Ingredients
- 1 cup quinoa
- ½ cup fresh cilantro
- 1 scallion
- 1–2 cloves garlic
- ¼ cup plant-based yogurt or olive oil
- Juice and zest of 2 limes
- ½ tsp coriander
- 1 tbsp white apple vinegar
- 1 tbsp maple syrup
- 1 (15 oz) can white beans
- ⅓ cup red onion
- ½ cucumber
Instructions
- Cook quinoa according to package instructions. Fluff with a fork and let cool.
- In a blender, combine cilantro, scallion, garlic, yogurt (or olive oil), lime juice and zest, coriander, vinegar, and maple syrup.

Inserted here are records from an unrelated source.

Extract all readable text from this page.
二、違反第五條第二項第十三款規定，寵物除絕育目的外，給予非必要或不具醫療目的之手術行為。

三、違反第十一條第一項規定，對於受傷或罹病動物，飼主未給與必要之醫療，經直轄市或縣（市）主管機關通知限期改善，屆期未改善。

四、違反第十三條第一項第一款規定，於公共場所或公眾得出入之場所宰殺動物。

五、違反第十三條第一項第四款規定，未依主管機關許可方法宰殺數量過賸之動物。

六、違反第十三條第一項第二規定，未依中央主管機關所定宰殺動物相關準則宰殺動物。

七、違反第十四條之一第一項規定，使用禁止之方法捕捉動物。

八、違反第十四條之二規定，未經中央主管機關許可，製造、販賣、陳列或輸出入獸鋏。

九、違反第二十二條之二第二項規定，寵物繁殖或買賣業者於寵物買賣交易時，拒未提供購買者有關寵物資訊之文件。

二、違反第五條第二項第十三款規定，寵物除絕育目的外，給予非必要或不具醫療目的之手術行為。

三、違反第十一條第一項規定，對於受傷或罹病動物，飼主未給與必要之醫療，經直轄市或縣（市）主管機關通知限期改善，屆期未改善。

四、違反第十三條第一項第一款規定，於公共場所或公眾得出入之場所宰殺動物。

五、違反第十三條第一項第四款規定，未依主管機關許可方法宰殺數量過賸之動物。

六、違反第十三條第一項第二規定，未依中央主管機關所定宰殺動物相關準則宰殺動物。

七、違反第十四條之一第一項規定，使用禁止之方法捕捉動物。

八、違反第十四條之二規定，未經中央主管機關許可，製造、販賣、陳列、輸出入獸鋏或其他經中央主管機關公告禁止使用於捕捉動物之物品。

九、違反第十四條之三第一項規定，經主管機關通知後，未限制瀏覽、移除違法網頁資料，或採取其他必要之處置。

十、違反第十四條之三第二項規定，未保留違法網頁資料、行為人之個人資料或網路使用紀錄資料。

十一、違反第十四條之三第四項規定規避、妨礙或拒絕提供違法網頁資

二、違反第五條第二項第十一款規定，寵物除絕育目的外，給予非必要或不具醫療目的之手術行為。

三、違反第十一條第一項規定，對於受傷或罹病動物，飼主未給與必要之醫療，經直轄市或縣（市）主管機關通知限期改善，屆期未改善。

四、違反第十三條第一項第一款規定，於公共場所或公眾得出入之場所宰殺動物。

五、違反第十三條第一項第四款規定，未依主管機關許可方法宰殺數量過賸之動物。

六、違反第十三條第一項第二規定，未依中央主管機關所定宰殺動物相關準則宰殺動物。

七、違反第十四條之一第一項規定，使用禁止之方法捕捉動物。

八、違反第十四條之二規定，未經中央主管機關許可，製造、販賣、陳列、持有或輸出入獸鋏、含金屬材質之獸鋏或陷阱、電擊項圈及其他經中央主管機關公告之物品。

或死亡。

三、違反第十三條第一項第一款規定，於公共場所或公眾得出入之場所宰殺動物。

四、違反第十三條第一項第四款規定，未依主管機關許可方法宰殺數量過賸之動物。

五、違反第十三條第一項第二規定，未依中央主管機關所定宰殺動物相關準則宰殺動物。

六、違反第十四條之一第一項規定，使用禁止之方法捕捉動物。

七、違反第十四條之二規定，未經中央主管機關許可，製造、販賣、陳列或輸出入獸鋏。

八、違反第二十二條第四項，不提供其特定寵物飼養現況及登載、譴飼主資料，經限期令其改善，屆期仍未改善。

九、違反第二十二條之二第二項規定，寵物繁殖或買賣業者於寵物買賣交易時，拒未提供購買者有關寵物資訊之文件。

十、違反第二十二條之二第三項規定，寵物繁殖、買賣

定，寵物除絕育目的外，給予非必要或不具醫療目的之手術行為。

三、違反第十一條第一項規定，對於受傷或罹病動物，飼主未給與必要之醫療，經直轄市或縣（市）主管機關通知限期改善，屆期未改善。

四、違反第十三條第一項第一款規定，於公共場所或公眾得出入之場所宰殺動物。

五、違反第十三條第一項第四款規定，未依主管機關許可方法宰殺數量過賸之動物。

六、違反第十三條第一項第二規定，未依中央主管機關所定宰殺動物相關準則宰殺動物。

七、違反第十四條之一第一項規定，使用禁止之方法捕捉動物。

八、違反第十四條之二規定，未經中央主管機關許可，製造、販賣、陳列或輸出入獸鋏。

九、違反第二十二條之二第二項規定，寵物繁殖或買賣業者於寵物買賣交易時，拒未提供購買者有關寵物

Blend until smooth.
- In a large bowl, mix cooked quinoa, rinsed white beans, diced red onion, and chopped cucumber.
- Pour the dressing over the salad mixture and toss until well combined.

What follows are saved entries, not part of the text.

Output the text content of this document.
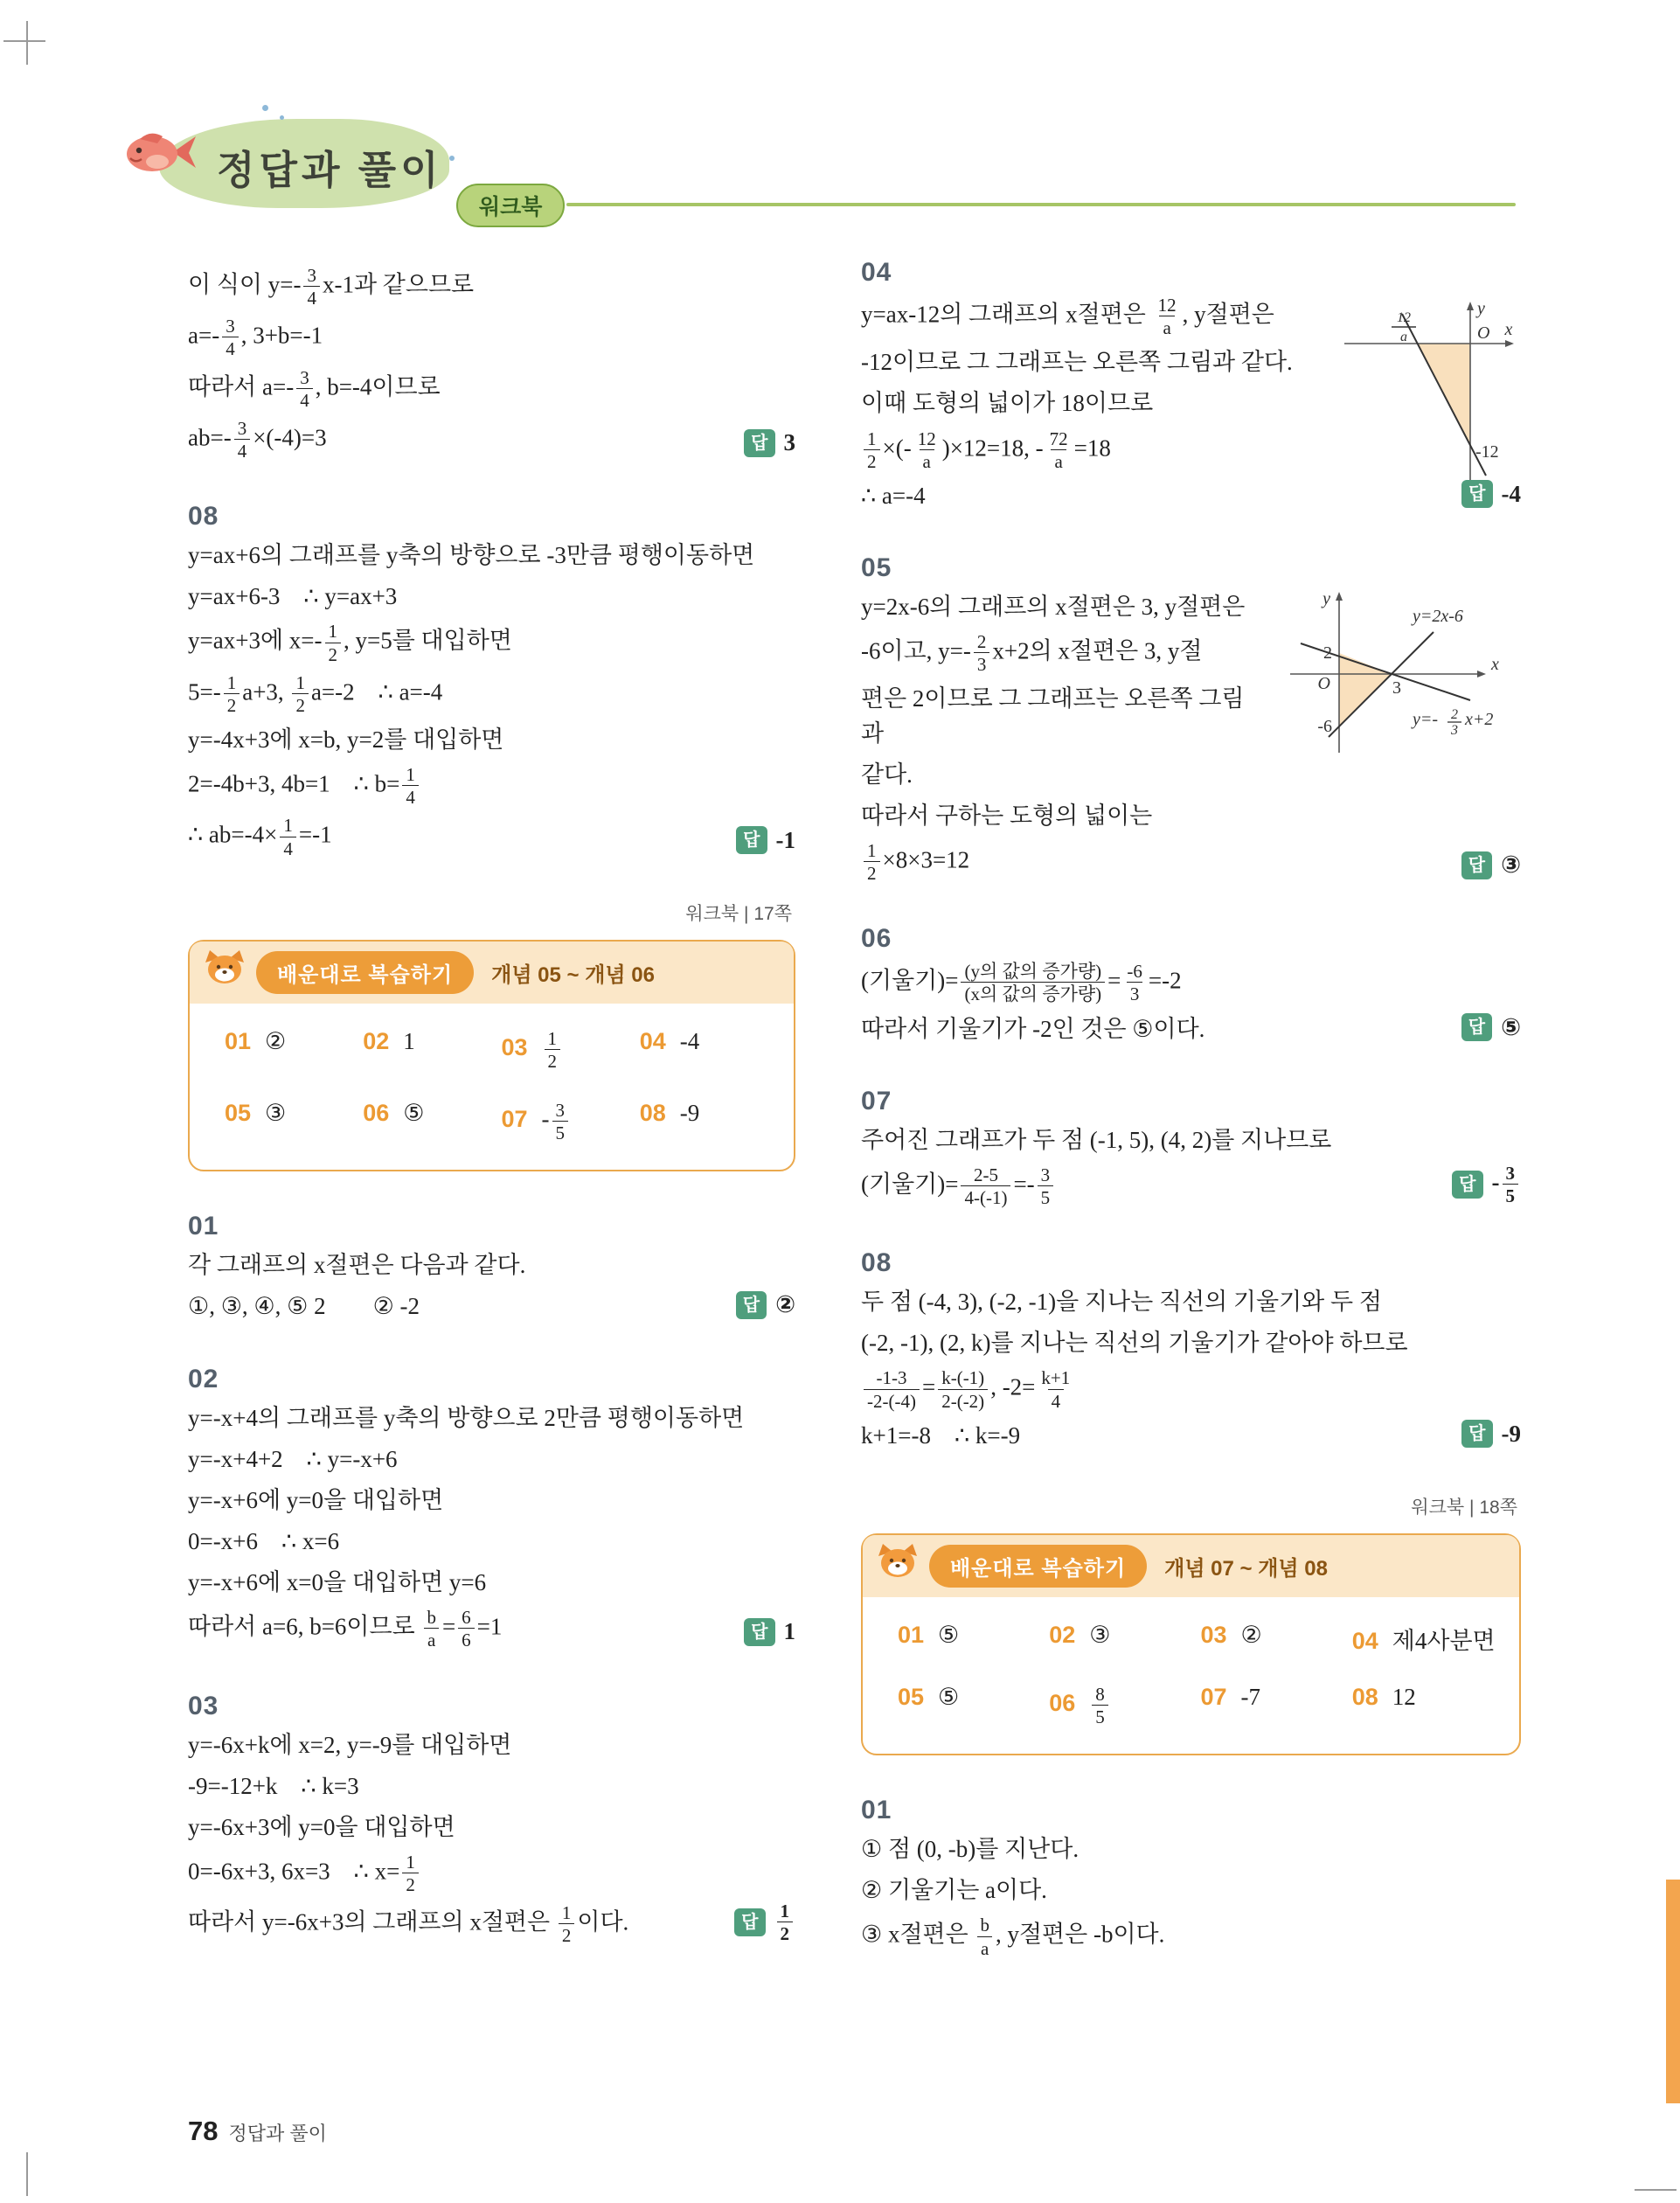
정답과 풀이
워크북
이 식이 $y=- \frac{3}{4} x-1$과 같으므로
$a=- \frac{3}{4}$ , 3+b=-1
따라서 $a=- \frac{3}{4}$ , b=-4이므로
$ab=- \frac{3}{4} \times(-4)=3$	답 3
08
y=ax+6의 그래프를 y축의 방향으로 -3만큼 평행이동하면
y=ax+6-3 ∴ y=ax+3
y=ax+3에 $x=- \frac{1}{2}$ , y=5를 대입하면
$5=- \frac{1}{2} a+3$, $\frac{1}{2} a=-2$ ∴ a=-4
y=-4x+3에 x=b, y=2를 대입하면
2=-4b+3, 4b=1 ∴ $b= \frac{1}{4}$
∴ $ab=-4\times \frac{1}{4} =-1$	답 -1
워크북 | 17쪽
배운대로 복습하기	개념 05 ~ 개념 06
01 ②	02 1	$03 \frac{1}{2}$	04 -4
05 ③	06 ⑤	$07 - \frac{3}{5}$	08 -9
01
각 그래프의 x절편은 다음과 같다.
①, ③, ④, ⑤ 2  ② -2	답 ②
02
y=-x+4의 그래프를 y축의 방향으로 2만큼 평행이동하면
y=-x+4+2 ∴ y=-x+6
y=-x+6에 y=0을 대입하면
0=-x+6 ∴ x=6
y=-x+6에 x=0을 대입하면 y=6
따라서 a=6, b=6이므로 $\frac{b}{a} = \frac{6}{6} =1$	답 1
03
y=-6x+k에 x=2, y=-9를 대입하면
-9=-12+k ∴ k=3
y=-6x+3에 y=0을 대입하면
0=-6x+3, 6x=3 ∴ $x= \frac{1}{2}$
따라서 y=-6x+3의 그래프의 x절편은 $\frac{1}{2}$ 이다.	답	$\frac{1}{2}$
04
y
x
O
-12
12
a
y=ax-12의 그래프의 x절편은 $\frac{12}{a}$ , y절편은
-12이므로 그 그래프는 오른쪽 그림과 같다.
이때 도형의 넓이가 18이므로
$\frac{1}{2}$ ×(- $\frac{12}{a} )\times 12=18$, - $\frac{72}{a} =18$
∴ a=-4	답 -4
05
y
x
O
2
3
-6
y=2x-6
y=- 2
3
x+2
y=2x-6의 그래프의 x절편은 3, y절편은
-6이고, $y=- \frac{2}{3} x+2$의 x절편은 3, y절
편은 2이므로 그 그래프는 오른쪽 그림과
같다.
따라서 구하는 도형의 넓이는
$\frac{1}{2} \times 8\times 3=12$	답 ③
06
(기울기)= $\frac{\text{(y의 값의 증가량)}}{\text{(x의 값의 증가량)}} = \frac{-6}{3} =-2$
따라서 기울기가 -2인 것은 ⑤이다.	답 ⑤
07
주어진 그래프가 두 점 (-1, 5), (4, 2)를 지나므로
(기울기)= $\frac{2-5}{4-(-1)} =- \frac{3}{5}$	답 - $\frac{3}{5}$
08
두 점 (-4, 3), (-2, -1)을 지나는 직선의 기울기와 두 점
(-2, -1), (2, k)를 지나는 직선의 기울기가 같아야 하므로
$\frac{-1-3}{-2-(-4)} = \frac{k-(-1)}{2-(-2)}$ , $-2= \frac{k+1}{4}$
k+1=-8 ∴ k=-9	답 -9
워크북 | 18쪽
배운대로 복습하기	개념 07 ~ 개념 08
01 ⑤	02 ③	03 ②	04 제4사분면
05 ⑤	$06 \frac{8}{5}$	07 -7	08 12
01
① 점 (0, -b)를 지난다.
② 기울기는 a이다.
③ x절편은 $\frac{b}{a}$ , y절편은 -b이다.
78 정답과 풀이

- Adjust seasoning with salt and pepper if needed. Serve immediately or chill in the fridge for enhanced flavors.
- Prep Time: 10 minutes
- Cook Time: 15 minutes
- Category: Salad
- Method: Mixing
- Cuisine: Vegan
Nutrition
- Serving Size: 1 serving
- Calories: 220
- Sugar: 3g
- Sodium: 150mg
- Fat: 7g
- Saturated Fat: 1g
- Unsaturated Fat: 6g
- Trans Fat: 0g
- Carbohydrates: 35g
- Fiber: 8g
- Protein: 8g
- Cholesterol: 0mg
Keywords: For added crunch, consider tossing in some nuts or seeds. You can easily swap white beans for black beans or chickpeas for variety. If you prefer more heat, add diced jalapeños to the mix!